Tommy Hojsa und Bernhard Moshammer verneigen sich mit »Konrad Bayer am elektrischen Stuhl« vor dem früh verstorbenen Wiener Literaten. Und zeigen die Aktualität seiner Texte auf – auch über 50 Jahre danach.
Dass du in Wien erst sterben musst, damit sie dich hochleben lassen, ist in das Gedächtnis der vergilbten Patina dieser Stadt eingebrannt wie Kognak in die Hirnzellen der Bahnhofsdrangler. Das gilt für SchauspielerInnen, für MusikerInnen und ist der einzige Trost für jene, die gerade was auf sich und ihre Angewandten-»Kunst« halten. Und für die SchriftstellerInnen gilt das – wie immer – ganz besonders. Konrad Bayer etwa, Wiens großer solipsistischer Literat und – das ist da fast schon selbstverständlich – Dandy.

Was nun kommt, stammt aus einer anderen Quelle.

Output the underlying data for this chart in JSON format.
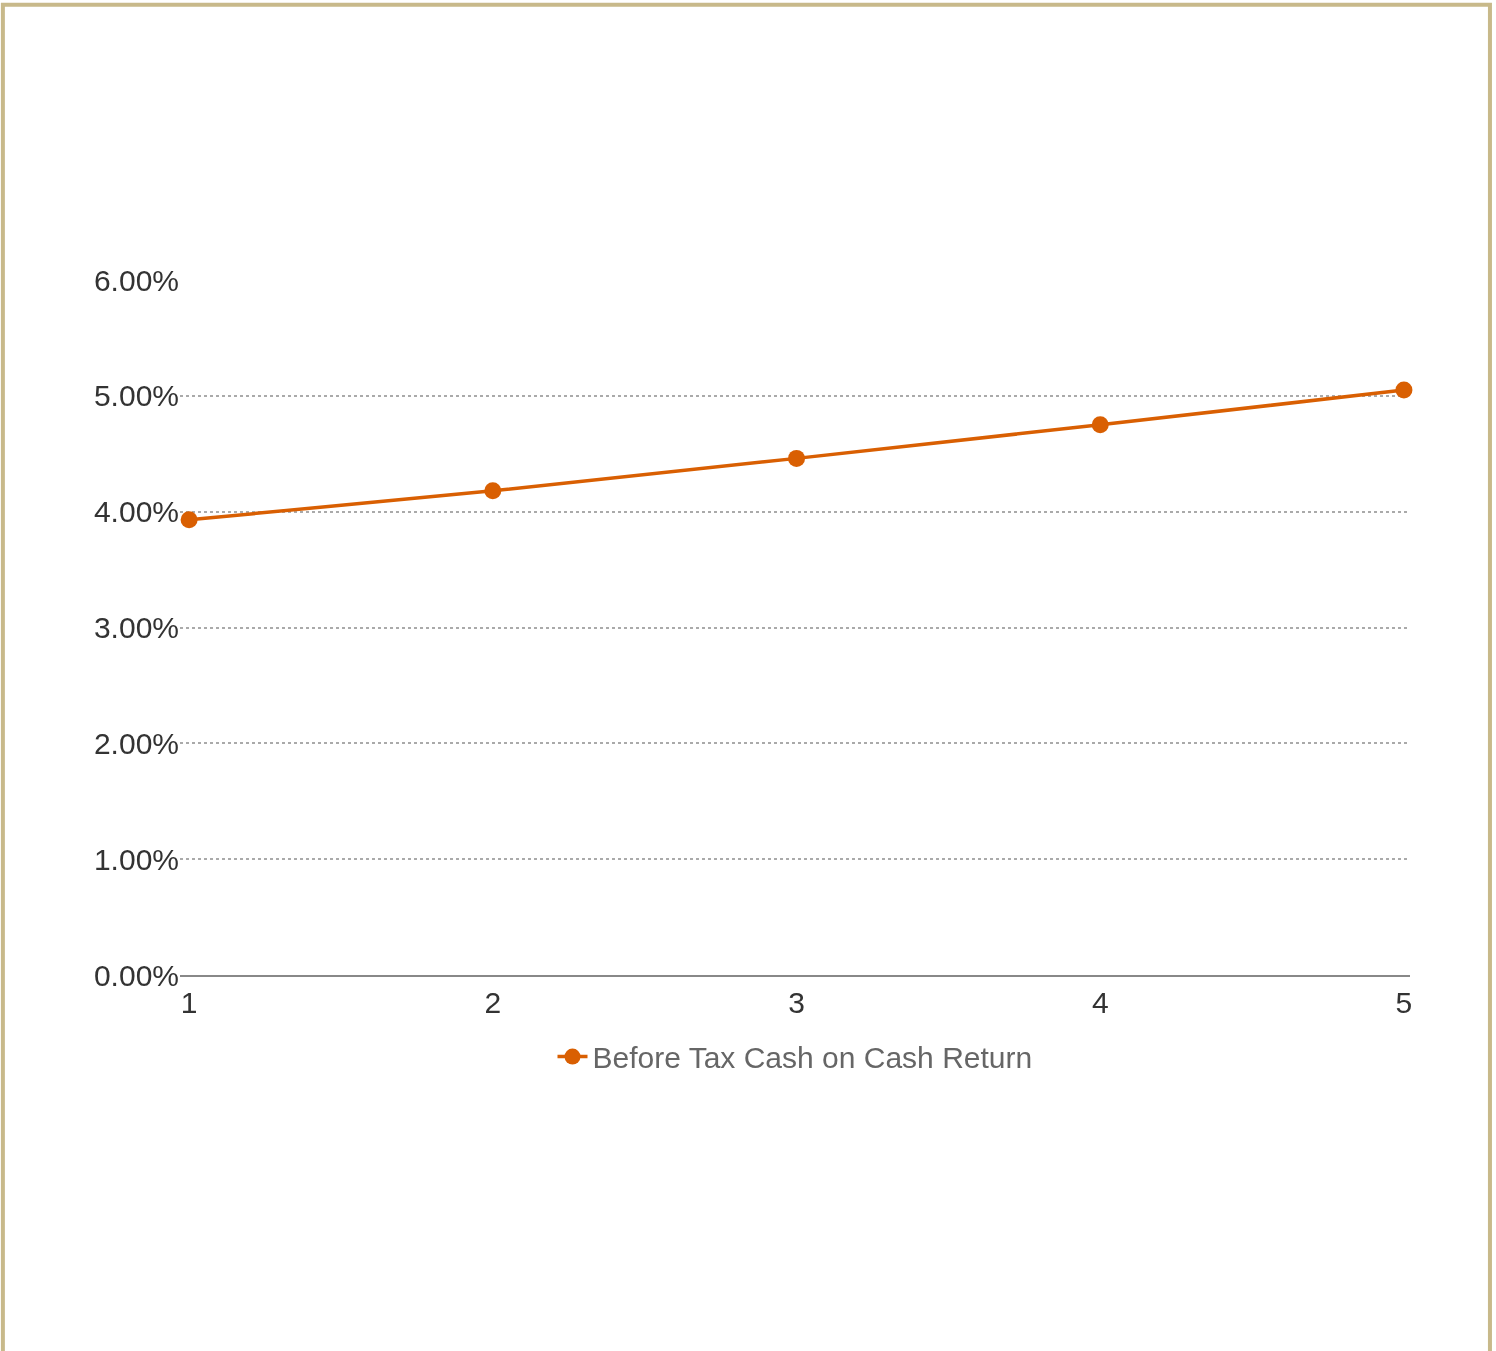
{
  "chart_data": {
    "type": "line",
    "x": [
      1,
      2,
      3,
      4,
      5
    ],
    "series": [
      {
        "name": "Before Tax Cash on Cash Return",
        "color": "#d95f02",
        "values": [
          3.93,
          4.18,
          4.46,
          4.75,
          5.05
        ]
      }
    ],
    "xlim": [
      0.97,
      5.02
    ],
    "xticks": [
      1,
      2,
      3,
      4,
      5
    ],
    "ylim": [
      0,
      6
    ],
    "yticks": [
      {
        "value": 0,
        "label": "0.00%"
      },
      {
        "value": 1,
        "label": "1.00%"
      },
      {
        "value": 2,
        "label": "2.00%"
      },
      {
        "value": 3,
        "label": "3.00%"
      },
      {
        "value": 4,
        "label": "4.00%"
      },
      {
        "value": 5,
        "label": "5.00%"
      },
      {
        "value": 6,
        "label": "6.00%"
      }
    ],
    "grid": "y",
    "legend": "bottom",
    "marker": "circle",
    "line_style": "solid"
  }
}
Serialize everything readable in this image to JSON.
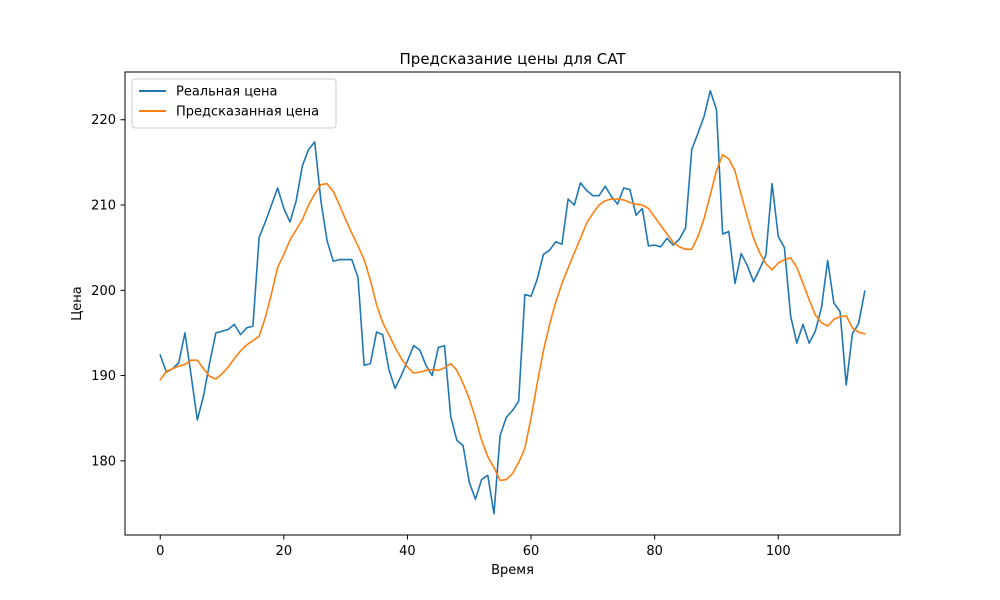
{
  "chart_data": {
    "type": "line",
    "title": "Предсказание цены для CAT",
    "xlabel": "Время",
    "ylabel": "Цена",
    "xlim": [
      -5.7,
      119.7
    ],
    "ylim": [
      171.3,
      225.6
    ],
    "xticks": [
      0,
      20,
      40,
      60,
      80,
      100
    ],
    "yticks": [
      180,
      190,
      200,
      210,
      220
    ],
    "legend_position": "upper-left",
    "grid": false,
    "series": [
      {
        "name": "Реальная цена",
        "color": "#1f77b4",
        "x": [
          0,
          1,
          2,
          3,
          4,
          5,
          6,
          7,
          8,
          9,
          10,
          11,
          12,
          13,
          14,
          15,
          16,
          17,
          18,
          19,
          20,
          21,
          22,
          23,
          24,
          25,
          26,
          27,
          28,
          29,
          30,
          31,
          32,
          33,
          34,
          35,
          36,
          37,
          38,
          39,
          40,
          41,
          42,
          43,
          44,
          45,
          46,
          47,
          48,
          49,
          50,
          51,
          52,
          53,
          54,
          55,
          56,
          57,
          58,
          59,
          60,
          61,
          62,
          63,
          64,
          65,
          66,
          67,
          68,
          69,
          70,
          71,
          72,
          73,
          74,
          75,
          76,
          77,
          78,
          79,
          80,
          81,
          82,
          83,
          84,
          85,
          86,
          87,
          88,
          89,
          90,
          91,
          92,
          93,
          94,
          95,
          96,
          97,
          98,
          99,
          100,
          101,
          102,
          103,
          104,
          105,
          106,
          107,
          108,
          109,
          110,
          111,
          112,
          113,
          114
        ],
        "values": [
          192.4,
          190.4,
          190.8,
          191.5,
          195.0,
          190.0,
          184.8,
          187.6,
          191.5,
          195.0,
          195.2,
          195.4,
          196.0,
          194.8,
          195.6,
          195.8,
          206.2,
          208.0,
          210.0,
          212.0,
          209.6,
          208.0,
          210.5,
          214.6,
          216.5,
          217.4,
          210.5,
          205.8,
          203.4,
          203.6,
          203.6,
          203.6,
          201.5,
          191.2,
          191.4,
          195.1,
          194.8,
          190.7,
          188.5,
          190.0,
          191.7,
          193.5,
          193.0,
          191.2,
          190.0,
          193.3,
          193.5,
          185.2,
          182.4,
          181.8,
          177.5,
          175.5,
          177.8,
          178.3,
          173.8,
          183.0,
          185.1,
          185.9,
          187.0,
          199.5,
          199.3,
          201.3,
          204.2,
          204.7,
          205.7,
          205.4,
          210.7,
          210.0,
          212.6,
          211.7,
          211.1,
          211.1,
          212.2,
          211.0,
          210.1,
          212.0,
          211.8,
          208.8,
          209.6,
          205.2,
          205.3,
          205.1,
          206.1,
          205.3,
          206.0,
          207.3,
          216.5,
          218.4,
          220.4,
          223.4,
          221.2,
          206.6,
          206.9,
          200.8,
          204.3,
          202.9,
          201.0,
          202.5,
          204.1,
          212.5,
          206.3,
          205.0,
          197.0,
          193.8,
          196.0,
          193.8,
          195.2,
          198.0,
          203.5,
          198.5,
          197.5,
          188.9,
          194.9,
          196.1,
          199.9
        ]
      },
      {
        "name": "Предсказанная цена",
        "color": "#ff7f0e",
        "x": [
          0,
          1,
          2,
          3,
          4,
          5,
          6,
          7,
          8,
          9,
          10,
          11,
          12,
          13,
          14,
          15,
          16,
          17,
          18,
          19,
          20,
          21,
          22,
          23,
          24,
          25,
          26,
          27,
          28,
          29,
          30,
          31,
          32,
          33,
          34,
          35,
          36,
          37,
          38,
          39,
          40,
          41,
          42,
          43,
          44,
          45,
          46,
          47,
          48,
          49,
          50,
          51,
          52,
          53,
          54,
          55,
          56,
          57,
          58,
          59,
          60,
          61,
          62,
          63,
          64,
          65,
          66,
          67,
          68,
          69,
          70,
          71,
          72,
          73,
          74,
          75,
          76,
          77,
          78,
          79,
          80,
          81,
          82,
          83,
          84,
          85,
          86,
          87,
          88,
          89,
          90,
          91,
          92,
          93,
          94,
          95,
          96,
          97,
          98,
          99,
          100,
          101,
          102,
          103,
          104,
          105,
          106,
          107,
          108,
          109,
          110,
          111,
          112,
          113,
          114
        ],
        "values": [
          189.5,
          190.5,
          190.8,
          191.1,
          191.3,
          191.8,
          191.8,
          190.8,
          189.9,
          189.6,
          190.2,
          191.0,
          192.0,
          192.9,
          193.6,
          194.1,
          194.6,
          196.8,
          199.6,
          202.7,
          204.2,
          205.9,
          207.1,
          208.3,
          210.0,
          211.3,
          212.4,
          212.5,
          211.6,
          210.0,
          208.3,
          206.7,
          205.2,
          203.6,
          201.2,
          198.3,
          196.2,
          194.8,
          193.3,
          192.0,
          191.0,
          190.3,
          190.4,
          190.6,
          190.7,
          190.6,
          190.9,
          191.4,
          190.6,
          189.1,
          187.3,
          185.0,
          182.4,
          180.5,
          179.2,
          177.7,
          177.8,
          178.5,
          179.8,
          181.5,
          185.0,
          189.1,
          192.9,
          196.0,
          198.6,
          200.8,
          202.6,
          204.4,
          206.1,
          207.9,
          209.0,
          210.0,
          210.5,
          210.7,
          210.7,
          210.6,
          210.3,
          210.1,
          210.0,
          209.6,
          208.6,
          207.6,
          206.6,
          205.6,
          205.1,
          204.8,
          204.8,
          206.3,
          208.4,
          211.2,
          214.0,
          215.9,
          215.4,
          214.0,
          211.2,
          208.6,
          206.1,
          204.4,
          203.1,
          202.4,
          203.2,
          203.6,
          203.8,
          202.7,
          200.8,
          198.9,
          197.1,
          196.2,
          195.8,
          196.6,
          196.9,
          197.0,
          195.6,
          195.1,
          194.9
        ]
      }
    ]
  }
}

Die Gedichte des 1964 verstorbenen, nur 31 Jahre alt gewordenen Bayer, der sich mit später im kollektiven Gedächtnis bekannteren G’sichtern wie Oswald Wiener, dem echten H. C. und Friedrich Achleitner irgendwann als Wiener Gruppe als Schrecken gegen das Establishment des postnazistischen Österreich hervortat und damit noch idealistisch-naive DeutschmaturantInnen quält, gelten als philosophische Hauptwerke des literarischen Kollektivs.
Das neue Wienerlied
Und was damals schon nicht schlecht war, ist bei einer ähnlichen gesellschaftlichen Grundstimmung erst recht gut. Wobei: Auch schon die Worried Men Skiffle Group wusste Mitte der 1970er, dass man Bayers Werke avantgarde-musikalisch durch die Äther schmeißen konnte. Das lag bei »Glaubst i bin bled« ja auch wirklich auf der Hand. Nun wagen sich auch Tommy Hojsa und Bernhard Moshammer an das Gesamtwerk des guten Bayer. Zwei Herren, die sich auch bislang schon in ihrem Schaffen mit der Verquickung darstellender Künste auseinandersetzen und fürs Theater komponieren, selbst Literatur produzieren und mit dem Vorantreiben und der Bezauberung des neuen Wienerliedes beschäftigen – man denke da etwa an Moshammers »Oabeit« aus dem Soundtrack von »AMS – Mutris Welt«.
Ja, »Konrad Bayer am elektrischen Stuhl« ist ein überaus ambitioniertes und avantgardistisches Wienerlied-Album, das im Theater funktioniert, ohne Rücksicht auf die üblichen Kontexte von Clubkonzerten. Ja, die Texte sind über 50 Jahre alt, sind dabei aber stets zeitlos und erschließen sich auch in modernen Grundstimmungen. Ja, es tönt meist sanft, fast geflüstert, aber es bricht auch ganz schön in sich zusammen und über dich herein, lässt dich aufstehen und niemals los. Auch wenn es alles von dir abverlangt.
»Konrad Bayer am elektrischen Stuhl« von Tommy Hojsa und Bernhard Moshammer ist am 17. Mai 2018 im Eigenverlag erschienen.